Joint Optimization of Word Alignment and Epenthesis Generation for Chinese to Taiwanese Sign Synthesis

Department of Computer Science and Information Engineering, National Cheng Kung University, 臺南市, Taiwan, Taiwan
IEEE Transactions on Pattern Analysis and Machine Intelligence (Impact Factor: 5.78). 02/2007; 29(1):28-39. DOI: 10.1109/TPAMI.2007.15
Source: PubMed


This work proposes a novel approach to translate Chinese to Taiwanese sign language and to synthesize sign videos.

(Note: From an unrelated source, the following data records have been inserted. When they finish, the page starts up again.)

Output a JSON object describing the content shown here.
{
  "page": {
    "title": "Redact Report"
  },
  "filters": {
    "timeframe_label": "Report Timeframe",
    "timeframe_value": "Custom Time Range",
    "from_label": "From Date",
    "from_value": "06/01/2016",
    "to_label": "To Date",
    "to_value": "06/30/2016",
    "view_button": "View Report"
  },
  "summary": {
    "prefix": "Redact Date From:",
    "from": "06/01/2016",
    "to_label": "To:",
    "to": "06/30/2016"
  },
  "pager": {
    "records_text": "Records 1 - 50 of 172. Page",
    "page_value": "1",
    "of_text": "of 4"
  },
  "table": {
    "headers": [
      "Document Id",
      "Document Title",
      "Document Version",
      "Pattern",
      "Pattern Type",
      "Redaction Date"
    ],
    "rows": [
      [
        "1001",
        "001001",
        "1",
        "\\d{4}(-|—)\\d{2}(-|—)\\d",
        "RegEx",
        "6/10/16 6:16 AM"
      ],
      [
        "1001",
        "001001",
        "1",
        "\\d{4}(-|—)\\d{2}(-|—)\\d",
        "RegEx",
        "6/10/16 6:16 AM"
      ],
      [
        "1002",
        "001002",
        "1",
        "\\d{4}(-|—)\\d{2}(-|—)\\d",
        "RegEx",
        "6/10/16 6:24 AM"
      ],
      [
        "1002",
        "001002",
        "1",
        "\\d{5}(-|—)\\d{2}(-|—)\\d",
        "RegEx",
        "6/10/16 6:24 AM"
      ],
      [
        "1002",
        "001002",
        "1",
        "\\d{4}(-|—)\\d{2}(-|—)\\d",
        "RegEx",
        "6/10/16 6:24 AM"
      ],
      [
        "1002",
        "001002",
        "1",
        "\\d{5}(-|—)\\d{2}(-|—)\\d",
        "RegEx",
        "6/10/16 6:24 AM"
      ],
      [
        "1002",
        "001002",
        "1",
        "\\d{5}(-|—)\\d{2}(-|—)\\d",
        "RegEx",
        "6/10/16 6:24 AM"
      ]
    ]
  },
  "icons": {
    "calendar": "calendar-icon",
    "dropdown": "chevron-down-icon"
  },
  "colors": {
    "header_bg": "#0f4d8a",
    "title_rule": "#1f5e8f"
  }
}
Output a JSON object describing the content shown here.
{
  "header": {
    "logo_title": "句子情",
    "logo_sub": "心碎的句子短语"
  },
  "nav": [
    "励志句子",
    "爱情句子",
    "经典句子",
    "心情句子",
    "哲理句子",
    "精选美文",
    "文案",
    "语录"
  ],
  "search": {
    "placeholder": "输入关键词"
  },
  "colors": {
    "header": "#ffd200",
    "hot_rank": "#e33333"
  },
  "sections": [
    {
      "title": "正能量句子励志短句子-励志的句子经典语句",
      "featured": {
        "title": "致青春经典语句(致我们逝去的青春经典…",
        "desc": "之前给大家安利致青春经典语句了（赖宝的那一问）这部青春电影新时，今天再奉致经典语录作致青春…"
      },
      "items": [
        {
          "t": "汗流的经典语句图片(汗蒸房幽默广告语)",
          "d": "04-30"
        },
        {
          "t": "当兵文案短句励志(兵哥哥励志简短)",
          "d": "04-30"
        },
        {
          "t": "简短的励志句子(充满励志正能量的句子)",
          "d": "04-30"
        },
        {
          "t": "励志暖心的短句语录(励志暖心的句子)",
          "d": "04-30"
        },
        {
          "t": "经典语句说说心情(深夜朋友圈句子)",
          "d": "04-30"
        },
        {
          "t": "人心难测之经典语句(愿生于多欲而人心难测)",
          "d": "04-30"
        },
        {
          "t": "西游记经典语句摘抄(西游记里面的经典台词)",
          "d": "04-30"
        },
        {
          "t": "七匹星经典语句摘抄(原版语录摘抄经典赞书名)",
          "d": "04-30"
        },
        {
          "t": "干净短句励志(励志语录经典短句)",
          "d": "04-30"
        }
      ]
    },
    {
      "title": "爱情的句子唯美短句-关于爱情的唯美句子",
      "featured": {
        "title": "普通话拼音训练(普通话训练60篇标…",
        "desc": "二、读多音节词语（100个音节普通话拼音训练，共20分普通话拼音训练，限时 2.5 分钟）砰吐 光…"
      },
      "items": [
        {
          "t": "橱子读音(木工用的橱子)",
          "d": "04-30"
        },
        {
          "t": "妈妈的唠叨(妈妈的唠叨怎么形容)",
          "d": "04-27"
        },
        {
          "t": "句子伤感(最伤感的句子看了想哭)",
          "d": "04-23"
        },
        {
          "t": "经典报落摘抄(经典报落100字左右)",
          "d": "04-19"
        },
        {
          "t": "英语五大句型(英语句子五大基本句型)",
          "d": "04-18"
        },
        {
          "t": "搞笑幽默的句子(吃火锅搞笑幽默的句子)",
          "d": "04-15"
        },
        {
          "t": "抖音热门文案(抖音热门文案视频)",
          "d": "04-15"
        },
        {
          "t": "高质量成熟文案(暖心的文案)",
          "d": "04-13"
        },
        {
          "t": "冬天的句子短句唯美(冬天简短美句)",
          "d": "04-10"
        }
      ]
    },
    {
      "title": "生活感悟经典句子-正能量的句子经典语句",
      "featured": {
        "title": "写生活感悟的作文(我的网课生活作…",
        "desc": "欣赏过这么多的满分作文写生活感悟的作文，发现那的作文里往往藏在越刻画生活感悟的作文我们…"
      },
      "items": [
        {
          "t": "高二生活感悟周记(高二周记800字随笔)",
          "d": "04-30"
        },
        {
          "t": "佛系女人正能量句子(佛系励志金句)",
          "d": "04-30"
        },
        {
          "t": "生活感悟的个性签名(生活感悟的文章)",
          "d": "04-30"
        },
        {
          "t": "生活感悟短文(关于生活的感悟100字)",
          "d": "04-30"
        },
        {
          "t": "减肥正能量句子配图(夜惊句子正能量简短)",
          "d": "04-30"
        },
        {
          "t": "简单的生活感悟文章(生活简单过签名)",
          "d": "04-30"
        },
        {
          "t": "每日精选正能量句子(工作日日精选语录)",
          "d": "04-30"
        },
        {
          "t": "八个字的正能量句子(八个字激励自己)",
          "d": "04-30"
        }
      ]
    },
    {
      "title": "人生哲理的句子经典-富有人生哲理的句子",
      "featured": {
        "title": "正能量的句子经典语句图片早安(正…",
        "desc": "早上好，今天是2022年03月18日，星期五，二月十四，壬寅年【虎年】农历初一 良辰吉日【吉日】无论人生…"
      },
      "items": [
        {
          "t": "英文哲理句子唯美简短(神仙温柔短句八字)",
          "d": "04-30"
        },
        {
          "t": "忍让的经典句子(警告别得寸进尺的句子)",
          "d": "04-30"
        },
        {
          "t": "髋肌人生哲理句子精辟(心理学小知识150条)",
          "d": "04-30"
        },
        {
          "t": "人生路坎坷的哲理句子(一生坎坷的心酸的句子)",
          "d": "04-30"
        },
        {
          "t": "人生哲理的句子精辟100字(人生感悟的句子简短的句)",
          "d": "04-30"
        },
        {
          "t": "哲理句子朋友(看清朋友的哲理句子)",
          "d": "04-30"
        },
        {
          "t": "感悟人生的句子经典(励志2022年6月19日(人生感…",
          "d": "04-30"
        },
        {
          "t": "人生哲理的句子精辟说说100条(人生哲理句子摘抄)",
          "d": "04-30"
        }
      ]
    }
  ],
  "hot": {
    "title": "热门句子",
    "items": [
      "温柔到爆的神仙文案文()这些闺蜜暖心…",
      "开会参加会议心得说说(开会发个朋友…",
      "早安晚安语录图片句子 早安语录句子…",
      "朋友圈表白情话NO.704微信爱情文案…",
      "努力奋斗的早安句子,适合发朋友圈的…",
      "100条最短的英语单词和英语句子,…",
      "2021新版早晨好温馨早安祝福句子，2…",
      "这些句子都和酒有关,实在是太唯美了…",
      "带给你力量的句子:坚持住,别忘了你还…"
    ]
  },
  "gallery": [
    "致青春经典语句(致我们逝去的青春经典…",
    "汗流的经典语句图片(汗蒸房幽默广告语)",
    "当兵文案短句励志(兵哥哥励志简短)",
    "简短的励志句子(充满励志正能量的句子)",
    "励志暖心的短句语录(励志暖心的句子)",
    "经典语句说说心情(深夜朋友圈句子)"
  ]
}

An aligned bilingual corpus of Chinese and Taiwanese Sign Language (TSL) with linguistic and signing information is also presented for sign language translation. A two-pass alignment in syntax level and phrase level is developed to obtain the optimal alignment between Chinese sentences and Taiwanese sign sequences. For sign video synthesis, a scoring function is presented to develop motion transition-balanced sign videos with rich combinations of intersign transitions. Finally, the maximum a posteriori (MAP) algorithm is employed for sign video synthesis based on joint optimization of two-pass word alignment and intersign epenthesis generation. Several experiments are conducted in an educational environment to evaluate the performance on the comprehension of sign expression. The proposed approach outperforms the IBM Model 2 in sign language translation. Moreover, deaf students perceived sign videos generated by the proposed method to be satisfactory.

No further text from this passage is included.